The result in bettis is the list [1,2,1]. By deleting an edge, we reduce the number of squares by two, so we should expect the homology of a one-edge-deleted $2$-torus to have betti numbers [1,2,0]. To access the indices of the flattened boundary matrix corresponding to cells of each dimension, we can use the Complex.tranches property which maps an integer dimension to a (start, stop) pair: for example, L.tranches[1] is [9, 27] in the complex above, so we know that all entries in the flattened boundary matrix between indices $9$ and $27$ (right-exclusive) correspond to edges. To test our theory, we construct a subcomplex by deleting the first edge added:

    from ateams.arithmetic import Persistence
    from ateams.structures import Complex

    L = Complex().fromCorners([3,3], field=3)
    P = Persistence(L.field.characteristic, L.flattened)

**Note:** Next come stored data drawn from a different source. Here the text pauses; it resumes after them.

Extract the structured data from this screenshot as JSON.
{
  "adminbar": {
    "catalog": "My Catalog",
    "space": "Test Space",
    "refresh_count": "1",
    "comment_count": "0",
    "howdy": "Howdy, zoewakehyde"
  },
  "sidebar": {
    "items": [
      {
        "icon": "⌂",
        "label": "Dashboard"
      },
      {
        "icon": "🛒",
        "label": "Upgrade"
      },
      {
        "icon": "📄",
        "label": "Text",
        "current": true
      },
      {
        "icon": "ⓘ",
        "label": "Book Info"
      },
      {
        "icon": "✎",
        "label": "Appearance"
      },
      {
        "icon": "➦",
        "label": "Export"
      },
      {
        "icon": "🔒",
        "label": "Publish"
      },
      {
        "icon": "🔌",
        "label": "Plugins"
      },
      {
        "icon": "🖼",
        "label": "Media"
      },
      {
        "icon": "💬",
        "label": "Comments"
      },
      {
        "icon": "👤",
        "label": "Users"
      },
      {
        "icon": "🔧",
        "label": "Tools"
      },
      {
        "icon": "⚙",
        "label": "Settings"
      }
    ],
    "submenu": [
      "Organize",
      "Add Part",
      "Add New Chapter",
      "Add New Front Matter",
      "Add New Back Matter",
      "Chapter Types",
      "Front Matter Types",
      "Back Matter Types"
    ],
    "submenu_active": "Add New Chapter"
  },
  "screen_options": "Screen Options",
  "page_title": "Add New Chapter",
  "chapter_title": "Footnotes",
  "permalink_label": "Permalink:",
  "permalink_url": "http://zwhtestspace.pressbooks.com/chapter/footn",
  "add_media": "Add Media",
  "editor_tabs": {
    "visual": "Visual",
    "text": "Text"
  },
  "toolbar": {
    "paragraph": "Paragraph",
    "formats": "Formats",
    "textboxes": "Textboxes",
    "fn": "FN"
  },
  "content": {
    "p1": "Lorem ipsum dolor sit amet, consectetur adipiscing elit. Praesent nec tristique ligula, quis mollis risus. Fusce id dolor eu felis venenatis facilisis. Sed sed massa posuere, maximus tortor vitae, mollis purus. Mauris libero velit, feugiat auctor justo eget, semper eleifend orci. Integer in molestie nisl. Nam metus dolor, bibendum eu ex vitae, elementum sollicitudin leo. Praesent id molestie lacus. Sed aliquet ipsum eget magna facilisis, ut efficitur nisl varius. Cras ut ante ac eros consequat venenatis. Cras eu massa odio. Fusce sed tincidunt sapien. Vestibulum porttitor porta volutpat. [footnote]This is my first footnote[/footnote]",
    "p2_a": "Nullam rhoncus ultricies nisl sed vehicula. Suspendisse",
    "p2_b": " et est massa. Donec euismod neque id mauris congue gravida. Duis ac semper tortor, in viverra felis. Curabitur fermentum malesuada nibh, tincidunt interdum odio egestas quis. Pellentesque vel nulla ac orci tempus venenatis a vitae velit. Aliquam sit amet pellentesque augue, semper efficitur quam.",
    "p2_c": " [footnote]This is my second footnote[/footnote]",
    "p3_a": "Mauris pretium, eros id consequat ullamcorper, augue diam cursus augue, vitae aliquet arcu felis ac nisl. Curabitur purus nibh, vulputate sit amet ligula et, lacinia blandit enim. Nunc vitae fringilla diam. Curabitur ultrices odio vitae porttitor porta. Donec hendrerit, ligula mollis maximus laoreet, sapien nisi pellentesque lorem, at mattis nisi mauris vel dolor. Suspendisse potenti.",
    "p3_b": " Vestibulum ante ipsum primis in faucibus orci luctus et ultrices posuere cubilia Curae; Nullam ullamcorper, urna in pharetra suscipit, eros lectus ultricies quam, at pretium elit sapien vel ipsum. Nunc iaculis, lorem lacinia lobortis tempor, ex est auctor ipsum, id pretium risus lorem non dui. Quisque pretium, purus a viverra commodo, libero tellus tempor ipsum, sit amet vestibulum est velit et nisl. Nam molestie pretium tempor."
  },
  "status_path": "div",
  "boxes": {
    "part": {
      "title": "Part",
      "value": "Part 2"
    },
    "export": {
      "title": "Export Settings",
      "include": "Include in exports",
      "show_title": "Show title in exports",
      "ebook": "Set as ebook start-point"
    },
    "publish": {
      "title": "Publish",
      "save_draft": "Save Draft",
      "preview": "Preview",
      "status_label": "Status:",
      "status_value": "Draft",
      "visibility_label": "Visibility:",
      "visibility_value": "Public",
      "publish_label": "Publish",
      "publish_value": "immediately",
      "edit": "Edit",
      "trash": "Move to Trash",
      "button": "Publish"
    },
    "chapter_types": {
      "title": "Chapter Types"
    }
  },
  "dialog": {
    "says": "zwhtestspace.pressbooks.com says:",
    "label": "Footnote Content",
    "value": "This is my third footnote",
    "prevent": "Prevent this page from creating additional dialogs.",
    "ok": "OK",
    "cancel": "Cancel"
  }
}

    subcomplex = np.arange(len(L.flattened))
    firstEdge = L.tranches[1][0]
    subcomplex = np.concatenate([subcomplex[:firstEdge], subcomplex[firstEdge+1:]])

    bettis = P.ComputeBettiNumbers(subcomplex)

The result in bettis is the list [1,2,0], as expected. Note that we only need to pass a homology parameter to the Persistence constructor if we call Persistence.ComputePercolationEvents().